Sabahın beşinde uykumun bölünmesinin ardından bir daha uyuyamamıştım. Evin içinde dolaşmış, bir sağa bir sola dönüp durmuştum saatlerce. Odadaki o muazzam koku olmasaydı muhtemelen sinir krizi bile geçirebilirdim, hatta defalarca kez eşiğine gelmiştim. Bu zamanlardaysa imdadıma Pars'ın kokusu yetişmişti. Adeta bir sapık gibi yastığı kokladığıma inanamıyordum. Neyseki kurtların kızıl ötesi görüşü yoktu da bir tık rahattım.
Saatler böyle geçip giderken en nihayetinde evdekiler uyanmaya başlamıştı. Ufak bir tartışmayla yerimde doğruldum. Sesleri tam olarak ayırt edemiyordum ama bir erkeğin, "Önce ben geldim." dediğini çok net duymuştum.
Neler olup bittiğini anlamak için yataktan kalktım. Kollarımı yukarı doğru uzatıp esnedim ve kenarda duran kendi giysilerimi geçirdim üzerime. Yatağı sonra toplamaya karar verip odadan çıktım. Başımı koridora uzattığımda gördüğüm manzara dudaklarımdan küçük bir kıkırtının kaçmasına sebep olmuştu.
Akın, banyonun kapısına yapışmıştı. Barlas ise onu omuzlarından tutmuş geri çekmeye çalışıyordu. Barlas'ın çabaları sonunda sonuç verdi ve Akın kapıdan koparıldı. Nitekim bu kez banyoya giren kişi Barlas ya da Akın olmadı. Seren az önce yaşanan olayı fırsata çevirerek içeri girdi. Barlas'ın kapı koluna yapışması ama kapıyı açamaması üzerine kapının kilitli olduğunu da anlamıştım.
"Seren, sen benim sevgilimsin. Bana bana, Barlas'ına nasıl böyle hainlik edebilirsin?"
Barlas'ın sorusu üzerine banyodan boğuk bir ses geldi. Seren'in verdiği cevap beni kahkahaya boğmuştu.
"Banyo savaşlarında her yol mübahtır aşkım. Üzgünüm."
Merak ediyordum, acaba bu evde bütün sabahlar böyle mi geçiyordu?
Miray bıkkınca yanıma geldi. Bir elini beline yaslamış, diğeriyle başını kaşıyordu.
"Her sabah buna şahit olmak zorunda mıyım gerçekten?" diye mırıldandı kendi kendine. Merak ettiğim sorunun cevabını da bu şekilde almış oldum.
Onları orada o şekilde bırakarak yeniden odaya döndüm. Üzerimden çıkardığım giysileri katlayıp berjerin üzerine bıraktım. Ardından yatağı da annemin öğrettiği gibi toparladım.

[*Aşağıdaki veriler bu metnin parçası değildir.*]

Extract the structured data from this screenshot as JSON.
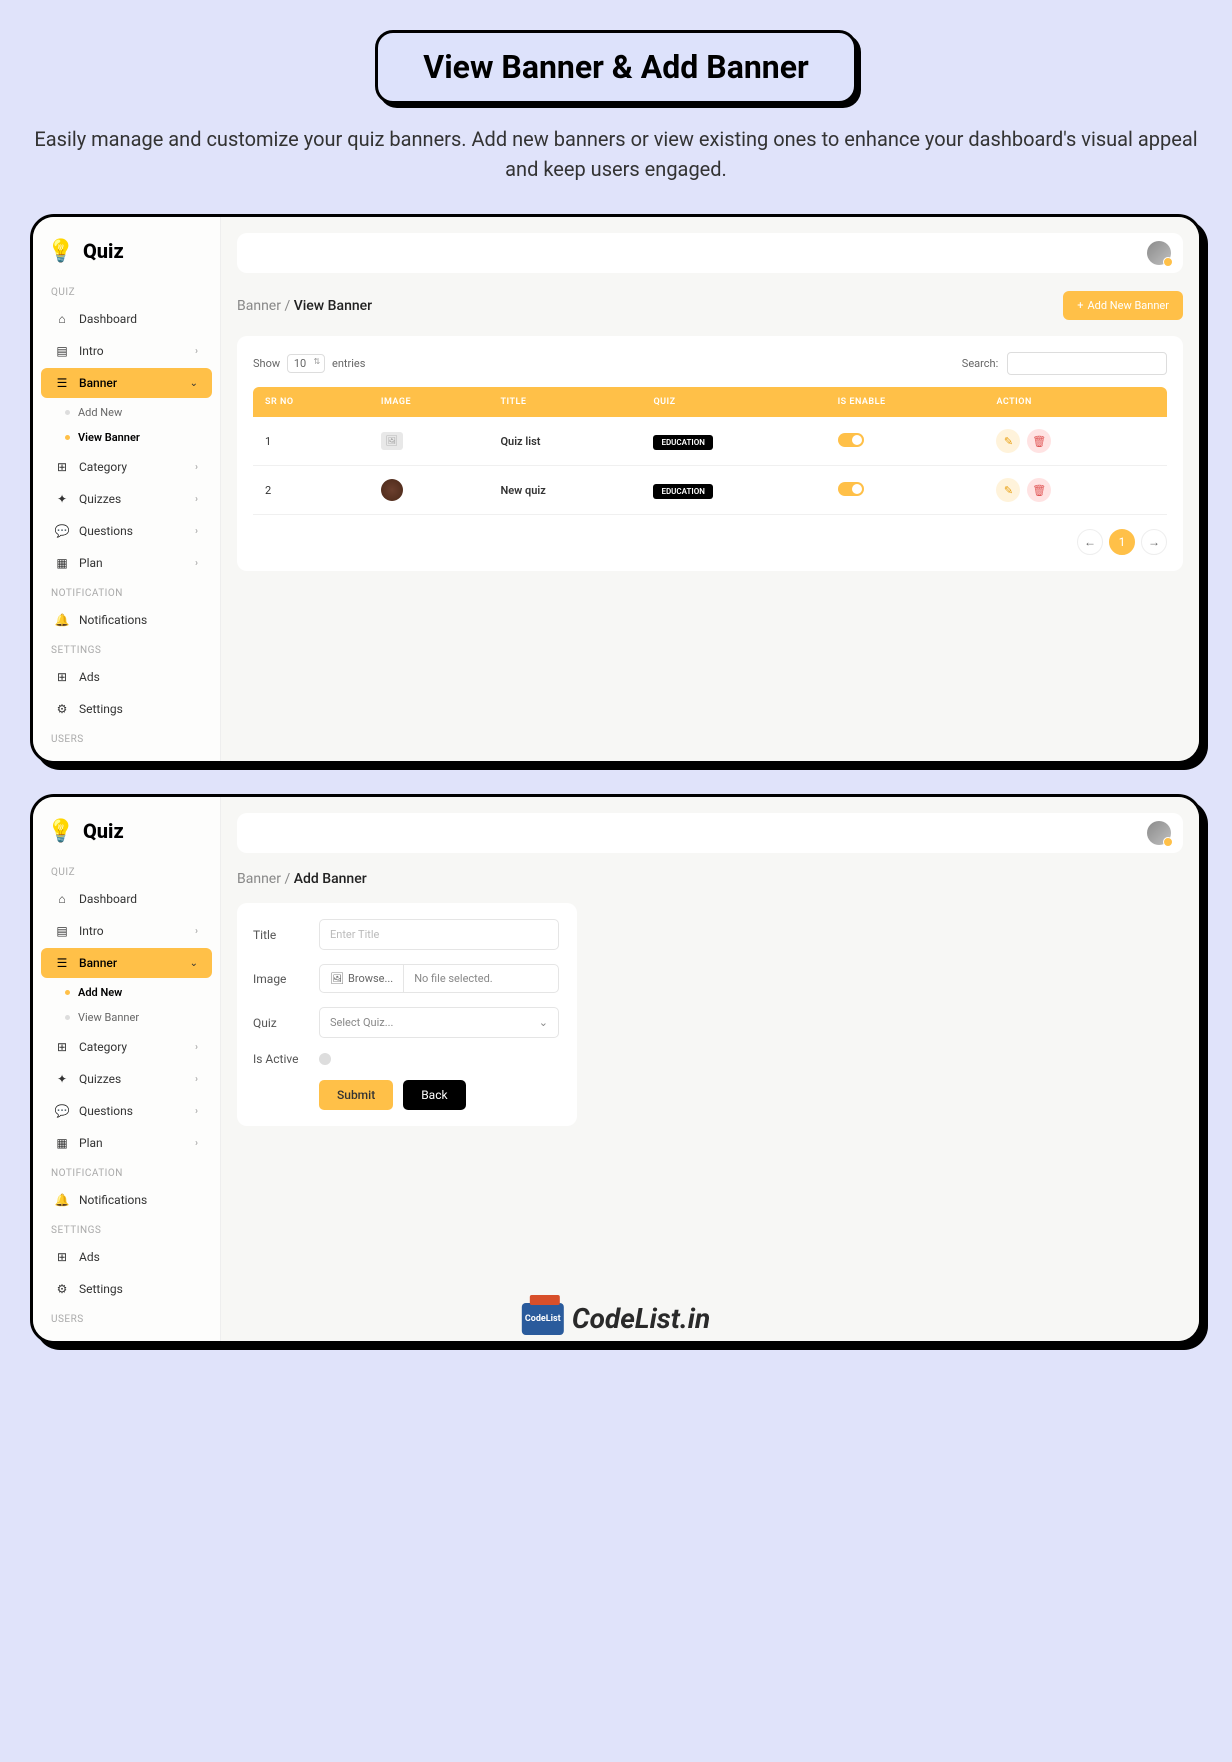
{
  "header": {
    "title": "View Banner & Add Banner",
    "subtitle": "Easily manage and customize your quiz banners. Add new banners or view existing ones to enhance your dashboard's visual appeal and keep users engaged."
  },
  "sidebar": {
    "logo": "Quiz",
    "sections": {
      "quiz": "QUIZ",
      "notification": "NOTIFICATION",
      "settings": "SETTINGS",
      "users": "USERS"
    },
    "items": {
      "dashboard": "Dashboard",
      "intro": "Intro",
      "banner": "Banner",
      "addNew": "Add New",
      "viewBanner": "View Banner",
      "category": "Category",
      "quizzes": "Quizzes",
      "questions": "Questions",
      "plan": "Plan",
      "notifications": "Notifications",
      "ads": "Ads",
      "settingsItem": "Settings"
    }
  },
  "view": {
    "breadcrumb_root": "Banner",
    "breadcrumb_sep": " / ",
    "breadcrumb_current": "View Banner",
    "addButton": "Add New Banner",
    "show": "Show",
    "pageSize": "10",
    "entries": "entries",
    "search": "Search:",
    "columns": {
      "srno": "SR NO",
      "image": "IMAGE",
      "title": "TITLE",
      "quiz": "QUIZ",
      "isEnable": "IS ENABLE",
      "action": "ACTION"
    },
    "rows": [
      {
        "sr": "1",
        "title": "Quiz list",
        "quiz": "EDUCATION"
      },
      {
        "sr": "2",
        "title": "New quiz",
        "quiz": "EDUCATION"
      }
    ],
    "currentPage": "1"
  },
  "add": {
    "breadcrumb_root": "Banner",
    "breadcrumb_sep": " / ",
    "breadcrumb_current": "Add Banner",
    "labels": {
      "title": "Title",
      "image": "Image",
      "quiz": "Quiz",
      "isActive": "Is Active"
    },
    "placeholders": {
      "title": "Enter Title",
      "browse": "Browse...",
      "noFile": "No file selected.",
      "selectQuiz": "Select Quiz..."
    },
    "buttons": {
      "submit": "Submit",
      "back": "Back"
    }
  },
  "watermark": "CodeList.in"
}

Annem... Ne çok özlemiştim onu. Her sabah Defne'yle olan bağırışmalarını, ben araba isterken beni reddetmesini bile özlemiştim. Temizlik takıntısına bile katlanabilirdim hatta ama yoktu işte. Ne o ne de babam yoktu. Bizden uzak duruyor olmalarına mantıklı bir sebep bulmuştum bulmasına ama bir aradayken daha güçlü olmaz mıydık? Neden bizi yalnız bırakmışlardı?
ŞİMDİ OKUDUĞUN
CADI ||TAMAMLANDI||
FantasyBen bir cadıyım ve bu hayatımın en korkunç gerçeği. Hayatım boyunca bu gerçekten, kendimden korktum çünkü ben bir canavardım, en azından kendimi buna inandırmıştım. Bir gün annemden aldığım o garip mesajın, zaten yolunda olmayan hayatımı daha da ray...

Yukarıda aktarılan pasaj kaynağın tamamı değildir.